Gemma Gem brings something genuinely useful to browser extensions: a fully local AI agent that actually does things. Built by developer kessler, this Chrome extension runs Google's Gemma 4 model directly in your browser using WebGPU and WebAssembly. It can read page content, click buttons, fill forms, scroll, and execute JavaScript. No API keys, no cloud calls, no data leaving your machine. This is the same philosophy behind DocMason, which keeps your files local while making them AI-readable. The smaller E2B model needs about 500MB of disk space. The larger E4B takes roughly 1.5GB.

The architecture is clever. An offscreen document hosts the model and agent loop using Hugging Face's Transformers.js. A service worker handles message routing and screenshots. The content script manages the chat UI and DOM interaction. The agent logic itself has zero dependencies and could be extracted as a standalone library. It's built on WXT, a Vite-based extension framework that enforces Manifest V3 standards.

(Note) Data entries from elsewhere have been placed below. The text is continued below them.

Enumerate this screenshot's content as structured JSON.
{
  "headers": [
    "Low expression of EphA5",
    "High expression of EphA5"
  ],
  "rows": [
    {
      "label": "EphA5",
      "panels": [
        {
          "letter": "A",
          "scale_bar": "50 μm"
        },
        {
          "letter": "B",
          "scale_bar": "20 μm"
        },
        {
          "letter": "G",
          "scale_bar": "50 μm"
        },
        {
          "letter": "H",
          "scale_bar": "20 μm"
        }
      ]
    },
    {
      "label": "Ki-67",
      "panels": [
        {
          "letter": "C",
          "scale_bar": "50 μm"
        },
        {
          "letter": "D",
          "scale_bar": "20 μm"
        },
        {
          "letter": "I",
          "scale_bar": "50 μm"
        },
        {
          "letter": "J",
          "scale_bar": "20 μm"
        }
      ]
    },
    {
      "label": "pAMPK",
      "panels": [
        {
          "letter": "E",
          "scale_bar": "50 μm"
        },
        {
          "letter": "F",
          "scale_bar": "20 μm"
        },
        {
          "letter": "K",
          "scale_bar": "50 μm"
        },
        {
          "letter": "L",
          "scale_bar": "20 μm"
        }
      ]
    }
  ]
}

Here's the trade-off. Running an autonomous agent locally means trusting the model with broad permissions, including reading DOM content and executing JavaScript. Unlike cloud-based solutions that can monitor and filter commands centrally, Gemma Gem runs as a black box on your machine. Prompt injection is a real concern. Malicious web content could theoretically manipulate the model into performing unauthorized actions. The security perimeter shifts from server-side guardrails to Chrome's extension sandbox.

Chrome's experimental Prompt API uses Gemini Nano but requires a 4GB download. Gemma Gem packs similar capabilities into a smaller footprint.

Local agents probably won't replace cloud assistants for complex reasoning anytime soon. But this proves you don't have to choose between AI help and keeping your browsing data to yourself.